The incisive opinion of Marx didn’t arouse the attention of people for a long historical period. In regard to the ontology of Marxist philosophy, Lenin had wrongly understood it, but Stalin took to extreme the opinion of Lenin that historical materialism was the extension and application of the principles of materialism to the domain of social history, mistaking Marxist philosophy for general materialism and the ontology of Marxist philosophy thoroughly for natural ontology. Stalin in fact interpreted Marxist philosophy with the logic of early modern materialism and abandoned the epoch-making contribution of Marxist philosophy to a quite large extent. That was a horrendous theoretical retrogression in the history of Marxist philosophy.

Lukacs is sharp-eyed, and his ontology of social being predicts a new train of thought to resolve the problem and, on the road of “reviving” the ontology of Marxist philosophy, provides us with a broad thinking space to comprehensively and deeply apprehend it. However, he was eventually guided by improper method to general materialism and its ontology. Lukacs transcended Stalin, but ultimately returned to Stalin, to the early modern materialism. The merit and demerit of Lukacs, his success and failure, both prove a truth that it is necessary to make a new understanding on the ontology of Marxist philosophy and its contemporary significance on the standpoint of contemporary practice, science and philosophy.

There is a peculiar phenomenon frequently happening in history – a theory or even the whole philosophical theory of a great philosopher always tends to show its intrinsic value and catch the attention of people again after the philosopher’s death and a relatively long historical movement, so is the historical destiny of the ontology of Marxist philosophy, i.e. the practical ontology or the ontology of existentialism, which was put forward and founded in the mid-nineteenth century, but didn’t arouse people’s understanding and concern at that time and during a relatively long historical period thereafter. For this reason, when constructing the textbook system of Marxist philosophy, the descendants precisely ignored the ontology of existentialism of Marx, and exactly abandoned the method for interpreting the significance of beings based on the existence of man, thus resulting in the inherent defect in the traditional textbook system of Marxist philosophy, that is, seeking for the basis of all spiritual phenomena in the “abstract substance” separated from historical process.
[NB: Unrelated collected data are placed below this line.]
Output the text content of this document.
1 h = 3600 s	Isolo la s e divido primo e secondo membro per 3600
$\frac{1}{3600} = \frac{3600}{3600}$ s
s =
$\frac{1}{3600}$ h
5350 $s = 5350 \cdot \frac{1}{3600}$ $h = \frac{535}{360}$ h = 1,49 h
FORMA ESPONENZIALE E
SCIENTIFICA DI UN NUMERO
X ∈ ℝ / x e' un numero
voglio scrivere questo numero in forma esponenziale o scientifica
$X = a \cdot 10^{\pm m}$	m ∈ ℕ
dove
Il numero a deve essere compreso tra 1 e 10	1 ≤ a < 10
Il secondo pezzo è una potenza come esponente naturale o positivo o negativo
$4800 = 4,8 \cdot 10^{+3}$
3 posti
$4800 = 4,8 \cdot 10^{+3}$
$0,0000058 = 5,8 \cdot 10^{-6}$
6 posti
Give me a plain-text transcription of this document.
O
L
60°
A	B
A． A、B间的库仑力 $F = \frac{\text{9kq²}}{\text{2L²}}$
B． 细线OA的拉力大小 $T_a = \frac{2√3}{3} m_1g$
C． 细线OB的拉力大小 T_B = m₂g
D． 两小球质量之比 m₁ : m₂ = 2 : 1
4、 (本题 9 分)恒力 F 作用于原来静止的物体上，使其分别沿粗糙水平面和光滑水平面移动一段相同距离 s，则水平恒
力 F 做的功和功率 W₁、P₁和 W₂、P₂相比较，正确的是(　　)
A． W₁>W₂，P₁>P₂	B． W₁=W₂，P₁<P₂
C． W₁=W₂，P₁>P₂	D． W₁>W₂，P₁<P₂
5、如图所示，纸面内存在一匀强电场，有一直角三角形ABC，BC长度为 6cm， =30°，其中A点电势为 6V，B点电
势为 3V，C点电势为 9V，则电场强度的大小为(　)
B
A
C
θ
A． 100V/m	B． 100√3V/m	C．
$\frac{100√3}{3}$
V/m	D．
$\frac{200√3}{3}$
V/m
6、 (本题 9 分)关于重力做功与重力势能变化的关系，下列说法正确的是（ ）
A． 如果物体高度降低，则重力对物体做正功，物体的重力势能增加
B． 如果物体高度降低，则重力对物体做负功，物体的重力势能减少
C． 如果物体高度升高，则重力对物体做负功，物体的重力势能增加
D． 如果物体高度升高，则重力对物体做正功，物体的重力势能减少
The historical movement and the development of practice, science and philosophy itself in the twentieth century highlight Marx’s ontology of existentialism and the intrinsic value of the method for interpreting the significance of beings based on the existence of man, and reveal the modernity and contemporary significance of Marxist philosophy to people again. It can be predicted that constructing a new textbook system of Marxist philosophy that coincides with the “text” of Marxist philosophy by interpreting the significance of beings based on the existence of man and comprehending and grasping the relationship between man and world on the basis of practice will gain “overwhelming popularity” soon, and become an important topic of Marxists again.